Even if the suits are unsuccessful, people who’ve been on the receiving end of Abrams cases told me, the experience can be time-consuming and intimidating. Christian Aid told me they racked up £700,000 in legal bills.

But the thing is, his suits aren’t all unsuccessful. Plenty of people, sometimes for innocent reasons, got Covid money they weren’t entitled to. Unlike typical whistleblower situations, where someone would have to have deep inside knowledge to prove wrongdoing, the ones involving a think tank that obtained PPP funds only require a visit to the organization’s website to find easy evidence of think tanking.

It’s easy to dismiss Abrams as a serial litigant who picks his cases for political reasons. His history includes a Foreign Agent registration for an Israeli legal organization that gets money from the government. Yet the False Claims law doesn’t care. The measure, which dates to the fight against corrupt military contractors during the Civil War, is designed to incentivize people to expose fraud, whether or not they’re disinterested observers who blow the whistle for noble reasons.

According to Erika Kelton, a qui tam expert and a partner at the whistleblower firm Phillips & Cohen, it remains rare for the False Claims Act to be weaponized for political purposes. Most cases of defrauding the government — like putting sawdust inside bullets, one of the infamous Civil War frauds that led to the law — still require the kind of investigating that an ideological warrior spelunking around the internet isn’t positioned to do.

“I think that the motive of an individual is kind of irrelevant,” Kelton said. “And in a lot of ways, that’s good. But then you get results like this, where they’re not wrong. But it’s unfortunate when a statute is used for ideological reasons or for political reasons.”

My hunch is that it won’t stay rare for long.
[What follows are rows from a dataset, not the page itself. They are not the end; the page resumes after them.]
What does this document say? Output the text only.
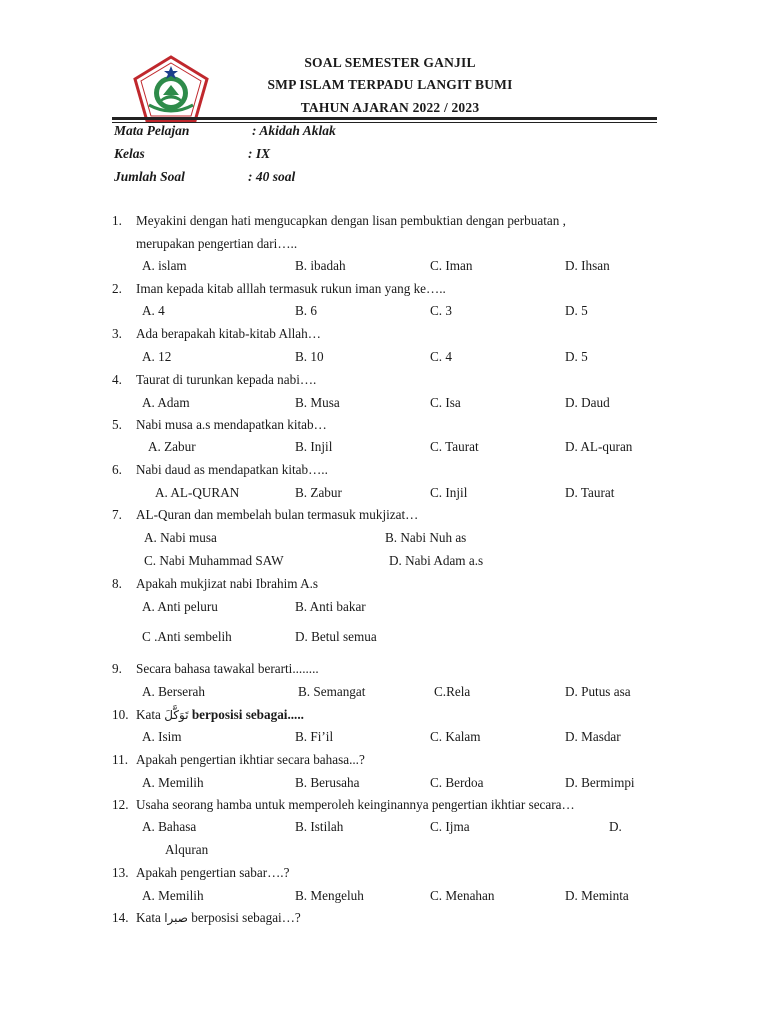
SOAL SEMESTER GANJIL
SMP ISLAM TERPADU LANGIT BUMI
TAHUN AJARAN 2022 / 2023
Mata Pelajan	: Akidah Aklak
Kelas	: IX
Jumlah Soal	: 40 soal
1. Meyakini dengan hati mengucapkan dengan lisan pembuktian dengan perbuatan ,
merupakan pengertian dari…..
A. islam	B. ibadah	C. Iman	D. Ihsan
2. Iman kepada kitab alllah termasuk rukun iman yang ke…..
A. 4	B. 6	C. 3	D. 5
3. Ada berapakah kitab-kitab Allah…
A. 12	B. 10	C. 4	D. 5
4. Taurat di turunkan kepada nabi….
A. Adam	B. Musa	C. Isa	D. Daud
5. Nabi musa a.s mendapatkan kitab…
A. Zabur	B. Injil	C. Taurat	D. AL-quran
6. Nabi daud as mendapatkan kitab…..
A. AL-QURAN	B. Zabur	C. Injil	D. Taurat
7. AL-Quran dan membelah bulan termasuk mukjizat…
A. Nabi musa	B. Nabi Nuh as
C. Nabi Muhammad SAW	D. Nabi Adam a.s
8. Apakah mukjizat nabi Ibrahim A.s
A. Anti peluru	B. Anti bakar
C .Anti sembelih	D. Betul semua
9. Secara bahasa tawakal berarti........
A. Berserah	B. Semangat	C.Rela	D. Putus asa
10. Kata تَوَكَّلَ berposisi sebagai.....
A. Isim	B. Fi’il	C. Kalam	D. Masdar
11. Apakah pengertian ikhtiar secara bahasa...?
A. Memilih	B. Berusaha	C. Berdoa	D. Bermimpi
12. Usaha seorang hamba untuk memperoleh keinginannya pengertian ikhtiar secara…
A. Bahasa	B. Istilah	C. Ijma	D.
Alquran
13. Apakah pengertian sabar….?
A. Memilih	B. Mengeluh	C. Menahan	D. Meminta
14. Kata صبرا berposisi sebagai…?
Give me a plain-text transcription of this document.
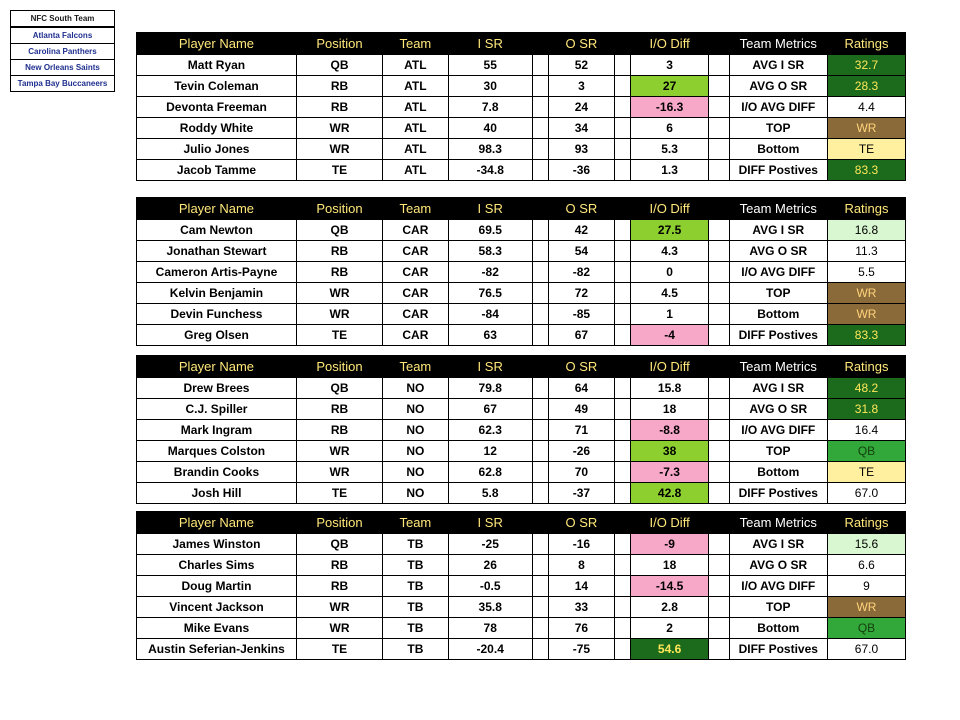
NFC South Team
Atlanta Falcons
Carolina Panthers
New Orleans Saints
Tampa Bay Buccaneers
Player Name	Position	Team	I SR		O SR		I/O Diff		Team Metrics	Ratings
Matt Ryan	QB	ATL	55		52		3		AVG I SR	32.7
Tevin Coleman	RB	ATL	30		3		27		AVG O SR	28.3
Devonta Freeman	RB	ATL	7.8		24		-16.3		I/O AVG DIFF	4.4
Roddy White	WR	ATL	40		34		6		TOP	WR
Julio Jones	WR	ATL	98.3		93		5.3		Bottom	TE
Jacob Tamme	TE	ATL	-34.8		-36		1.3		DIFF Postives	83.3
Player Name	Position	Team	I SR		O SR		I/O Diff		Team Metrics	Ratings
Cam Newton	QB	CAR	69.5		42		27.5		AVG I SR	16.8
Jonathan Stewart	RB	CAR	58.3		54		4.3		AVG O SR	11.3
Cameron Artis-Payne	RB	CAR	-82		-82		0		I/O AVG DIFF	5.5
Kelvin Benjamin	WR	CAR	76.5		72		4.5		TOP	WR
Devin Funchess	WR	CAR	-84		-85		1		Bottom	WR
Greg Olsen	TE	CAR	63		67		-4		DIFF Postives	83.3
Player Name	Position	Team	I SR		O SR		I/O Diff		Team Metrics	Ratings
Drew Brees	QB	NO	79.8		64		15.8		AVG I SR	48.2
C.J. Spiller	RB	NO	67		49		18		AVG O SR	31.8
Mark Ingram	RB	NO	62.3		71		-8.8		I/O AVG DIFF	16.4
Marques Colston	WR	NO	12		-26		38		TOP	QB
Brandin Cooks	WR	NO	62.8		70		-7.3		Bottom	TE
Josh Hill	TE	NO	5.8		-37		42.8		DIFF Postives	67.0
Player Name	Position	Team	I SR		O SR		I/O Diff		Team Metrics	Ratings
James Winston	QB	TB	-25		-16		-9		AVG I SR	15.6
Charles Sims	RB	TB	26		8		18		AVG O SR	6.6
Doug Martin	RB	TB	-0.5		14		-14.5		I/O AVG DIFF	9
Vincent Jackson	WR	TB	35.8		33		2.8		TOP	WR
Mike Evans	WR	TB	78		76		2		Bottom	QB
Austin Seferian-Jenkins	TE	TB	-20.4		-75		54.6		DIFF Postives	67.0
If the last few years have taught us anything, it’s that the ratchet of polarization only goes one way. An innovative way to make legal trouble for one side will eventually be matched by an even more innovative way to make trouble for the other side. There’s no reason to think D.C. think tanks and NGOs, not historically a hotbed of whistleblowing and courtroom intrigue, are immune.

As Abrams put it: “Lawfare, just like litigation itself, can potentially be good or bad depending on the specific facts and circumstances.” He’s surely not the only one with that point of view.